The two proposals the RLA selected -- one submitted by Horning Brothers-Giant Foods and the other by Grid Properties -- plan buildings on only two of the four parcels, leaving vacant two lots atop the new subway entrances. Horning-Giant proposed to demolish more than 90 percent of the Tivoli Theater for a 40,000-square-foot Giant grocery store. However, the Tivoli is protected by being on the National Register of Historic Sites, so that plan is unlikely to be realized.
Grid, the other developer, proposed an "entertainment complex" with an indoor ice rink, an indoor amusement park, a multiscreen movie theater and specialty shops, but the developer's contracts with all the major tenants fell through.

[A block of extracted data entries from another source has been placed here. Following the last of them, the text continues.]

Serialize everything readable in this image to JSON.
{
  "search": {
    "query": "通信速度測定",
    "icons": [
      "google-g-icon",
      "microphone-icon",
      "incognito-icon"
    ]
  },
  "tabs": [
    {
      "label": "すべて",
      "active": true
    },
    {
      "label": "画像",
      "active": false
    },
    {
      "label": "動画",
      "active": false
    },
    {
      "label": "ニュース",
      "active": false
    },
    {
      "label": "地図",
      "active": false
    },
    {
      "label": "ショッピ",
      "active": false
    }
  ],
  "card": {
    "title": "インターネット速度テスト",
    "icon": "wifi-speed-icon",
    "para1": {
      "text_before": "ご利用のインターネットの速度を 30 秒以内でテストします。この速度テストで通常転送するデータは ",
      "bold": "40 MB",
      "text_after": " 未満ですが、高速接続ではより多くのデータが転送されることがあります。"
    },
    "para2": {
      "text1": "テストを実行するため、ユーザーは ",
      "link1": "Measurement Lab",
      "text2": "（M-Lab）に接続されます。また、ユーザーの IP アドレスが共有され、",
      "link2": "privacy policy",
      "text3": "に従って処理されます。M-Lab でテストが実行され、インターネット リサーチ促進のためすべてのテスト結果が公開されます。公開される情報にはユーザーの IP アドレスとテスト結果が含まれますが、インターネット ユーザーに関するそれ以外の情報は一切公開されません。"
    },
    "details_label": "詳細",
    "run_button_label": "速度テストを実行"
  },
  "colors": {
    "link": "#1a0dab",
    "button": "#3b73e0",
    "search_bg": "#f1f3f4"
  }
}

Two months after the RLA's vote, residents of Columbia Heights still are waiting for an explanation for this baffling decision. The Williams administration, which claims that it respects neighborhood input and says that it wants the best economic development possible for Columbia Heights, has not articulated why it continues to support the RLA decision. Instead, it has initiated an "assessment process" to determine whether to begin a "mediation."
Many people are left to wonder why the mayor would claim for his own an RLA decision that seems to betray the community planning that he advocates. One explanation appears to be the poisonous effectiveness of racial politics in the District.
Some advocates of the winning developers have portrayed the situation as a dispute between black and white residents of Columbia Heights. They falsely maintained that the rejected proposal had no minority participation, when in fact it had. They have said that only whites would be interested in the arts activities that would take place in the Tivoli Theater under the rejected proposal -- also false. And they have represented those who object to the RLA decision as the "new," "white," "upscale" residents of Columbia Heights -- another pernicious falsehood.
The reality of Washington today is that racial politics remain as effective as they have been for decades. Racial politics stymie and prevent political reform and economic development, and maneuver politicians into defending what they know to be wrong, even when it is counter to their constituents' and their own best interests.
The administration of Anthony Williams will find its own way out of the mire of the RLA decision and regain the confidence of the citizens of Columbia Heights only if it gathers its courage and puts the interest of the people of this community ahead of racial politics.
-- Dorothy A. Brizill
heads the Columbia Heights Neighborhood Coalition, which has petitioned the D.C. Court of Appeals to overturn the city's choice of developers for the Columbia Heights project.